Risk factors include unprotected sex or having multiple sex partners. CDC also recently reported that gay and bisexual men may benefit from getting an HIV test every 3-6 months. Separate, written consent for an HIV test should not be required.

Why test?

Early identification provides the opportunity for access to care and treatment early. Lowering the amount of virus in the body can keep a person with HIV healthy longer. Keeping the virus under control with medicines also greatly lowers the chances of passing HIV on to others.

Routine screening works! In the United States, routine HIV testing, antiretroviral therapy and safe infant feeding have helped reduce mother to child transmission to less than 1%. Without diagnosis and treatment, about 35% of HIV-infected pregnant women transmit HIV to their infants (CDC, 2007).

Young woman holds a red balloon, representing the I in I Know, an HIV testing awareness campaign sponsored by the Infectious Diseases Division of Washington University School of Medicine in St.
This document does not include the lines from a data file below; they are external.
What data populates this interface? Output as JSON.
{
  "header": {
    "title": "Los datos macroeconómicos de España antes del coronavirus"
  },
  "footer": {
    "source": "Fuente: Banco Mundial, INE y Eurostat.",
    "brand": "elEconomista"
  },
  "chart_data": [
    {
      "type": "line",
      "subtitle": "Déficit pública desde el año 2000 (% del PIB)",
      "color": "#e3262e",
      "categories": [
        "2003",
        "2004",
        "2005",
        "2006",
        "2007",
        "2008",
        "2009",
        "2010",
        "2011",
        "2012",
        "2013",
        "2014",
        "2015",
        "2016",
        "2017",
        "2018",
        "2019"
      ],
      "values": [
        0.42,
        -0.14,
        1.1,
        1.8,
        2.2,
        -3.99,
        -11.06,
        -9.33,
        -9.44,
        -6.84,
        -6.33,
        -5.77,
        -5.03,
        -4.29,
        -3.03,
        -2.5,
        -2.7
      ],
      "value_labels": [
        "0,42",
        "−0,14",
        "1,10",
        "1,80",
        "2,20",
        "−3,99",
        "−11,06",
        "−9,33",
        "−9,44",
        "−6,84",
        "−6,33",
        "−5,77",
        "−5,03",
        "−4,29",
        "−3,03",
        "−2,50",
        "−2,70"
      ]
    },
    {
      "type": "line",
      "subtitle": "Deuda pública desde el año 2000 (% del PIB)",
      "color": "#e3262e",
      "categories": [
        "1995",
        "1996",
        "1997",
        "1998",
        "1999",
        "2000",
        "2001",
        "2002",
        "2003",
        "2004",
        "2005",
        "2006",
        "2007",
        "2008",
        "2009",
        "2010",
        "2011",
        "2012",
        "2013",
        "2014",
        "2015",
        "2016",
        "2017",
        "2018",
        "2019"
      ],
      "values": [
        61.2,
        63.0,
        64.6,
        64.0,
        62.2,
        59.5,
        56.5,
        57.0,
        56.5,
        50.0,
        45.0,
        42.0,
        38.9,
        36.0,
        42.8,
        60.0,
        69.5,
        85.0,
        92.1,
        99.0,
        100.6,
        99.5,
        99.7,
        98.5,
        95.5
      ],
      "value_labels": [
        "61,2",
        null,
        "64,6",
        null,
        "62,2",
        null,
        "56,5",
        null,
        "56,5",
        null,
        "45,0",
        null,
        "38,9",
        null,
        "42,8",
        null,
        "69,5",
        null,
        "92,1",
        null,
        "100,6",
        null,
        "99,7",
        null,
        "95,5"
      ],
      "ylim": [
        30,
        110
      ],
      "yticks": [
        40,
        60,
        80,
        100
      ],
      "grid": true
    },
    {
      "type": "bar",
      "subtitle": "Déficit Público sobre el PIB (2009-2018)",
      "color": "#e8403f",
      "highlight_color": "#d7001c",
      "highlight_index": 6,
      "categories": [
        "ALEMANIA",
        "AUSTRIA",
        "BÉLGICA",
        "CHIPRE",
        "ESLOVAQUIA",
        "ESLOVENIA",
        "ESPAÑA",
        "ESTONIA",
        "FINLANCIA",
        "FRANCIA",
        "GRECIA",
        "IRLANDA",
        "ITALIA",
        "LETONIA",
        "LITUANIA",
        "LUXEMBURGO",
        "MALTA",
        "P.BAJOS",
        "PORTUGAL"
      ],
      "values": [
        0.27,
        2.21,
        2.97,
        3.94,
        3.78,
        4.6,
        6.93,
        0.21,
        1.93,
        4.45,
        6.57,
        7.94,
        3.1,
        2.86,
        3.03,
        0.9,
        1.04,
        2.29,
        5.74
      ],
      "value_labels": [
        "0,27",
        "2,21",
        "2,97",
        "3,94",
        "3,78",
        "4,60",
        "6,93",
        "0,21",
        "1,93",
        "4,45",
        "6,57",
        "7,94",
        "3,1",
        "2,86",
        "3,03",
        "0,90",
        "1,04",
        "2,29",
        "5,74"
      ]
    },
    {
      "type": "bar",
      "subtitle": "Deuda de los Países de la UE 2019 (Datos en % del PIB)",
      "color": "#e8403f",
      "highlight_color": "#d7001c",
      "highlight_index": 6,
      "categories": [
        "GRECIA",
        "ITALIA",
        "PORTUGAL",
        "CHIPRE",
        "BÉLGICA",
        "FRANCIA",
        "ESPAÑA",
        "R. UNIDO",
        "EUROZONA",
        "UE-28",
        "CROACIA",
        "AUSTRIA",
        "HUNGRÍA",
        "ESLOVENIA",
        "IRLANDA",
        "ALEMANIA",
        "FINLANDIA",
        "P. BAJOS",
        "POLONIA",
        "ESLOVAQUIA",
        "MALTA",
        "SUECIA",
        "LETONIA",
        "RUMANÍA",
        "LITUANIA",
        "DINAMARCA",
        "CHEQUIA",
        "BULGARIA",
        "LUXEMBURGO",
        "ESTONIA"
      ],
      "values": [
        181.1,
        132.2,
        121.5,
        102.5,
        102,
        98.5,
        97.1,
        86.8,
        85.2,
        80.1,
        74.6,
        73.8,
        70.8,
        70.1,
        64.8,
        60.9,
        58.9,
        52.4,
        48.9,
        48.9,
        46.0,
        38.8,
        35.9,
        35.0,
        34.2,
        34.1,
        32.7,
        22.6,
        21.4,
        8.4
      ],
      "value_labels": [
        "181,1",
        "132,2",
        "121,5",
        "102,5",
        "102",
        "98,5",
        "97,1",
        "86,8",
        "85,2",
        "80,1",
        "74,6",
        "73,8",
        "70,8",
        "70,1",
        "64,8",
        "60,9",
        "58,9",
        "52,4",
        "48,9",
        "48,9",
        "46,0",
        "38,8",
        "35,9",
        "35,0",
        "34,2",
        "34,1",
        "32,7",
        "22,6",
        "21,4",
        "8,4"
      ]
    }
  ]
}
Louis
Routine testing integral to HIV prevention, treatment and care.

Routine testing helps reduce HIV-related stigma by incorporating screening into regular medical care, and removes barriers to testing that may be created when requiring separate, written consent, risk assessments, and counseling for HIV testing.

In April 2013, the U.S. Preventive Services Task Force (USPSTF) gave routine HIV screening of all adolescents and adults, ages 15 to 65, an “A” rating – generally aligning the rating with the CDC’s HIV screening guidelines. This rating expands the already existing “A” rating for people at increased risk for HIV (such as injection drug users and men who have sex with men), and for all pregnant women.

The USPSTF ratings are important because many private and public insurers link their coverage of preventive services to ones rated “A” or “B” by the USPSTF. The “A” rating has further implications given the Affordable Care Act (ACA), which requires or incentivizes new private health plans, Medicare and Medicaid to provide preventive services rated “A” or “B” at no cost to patients.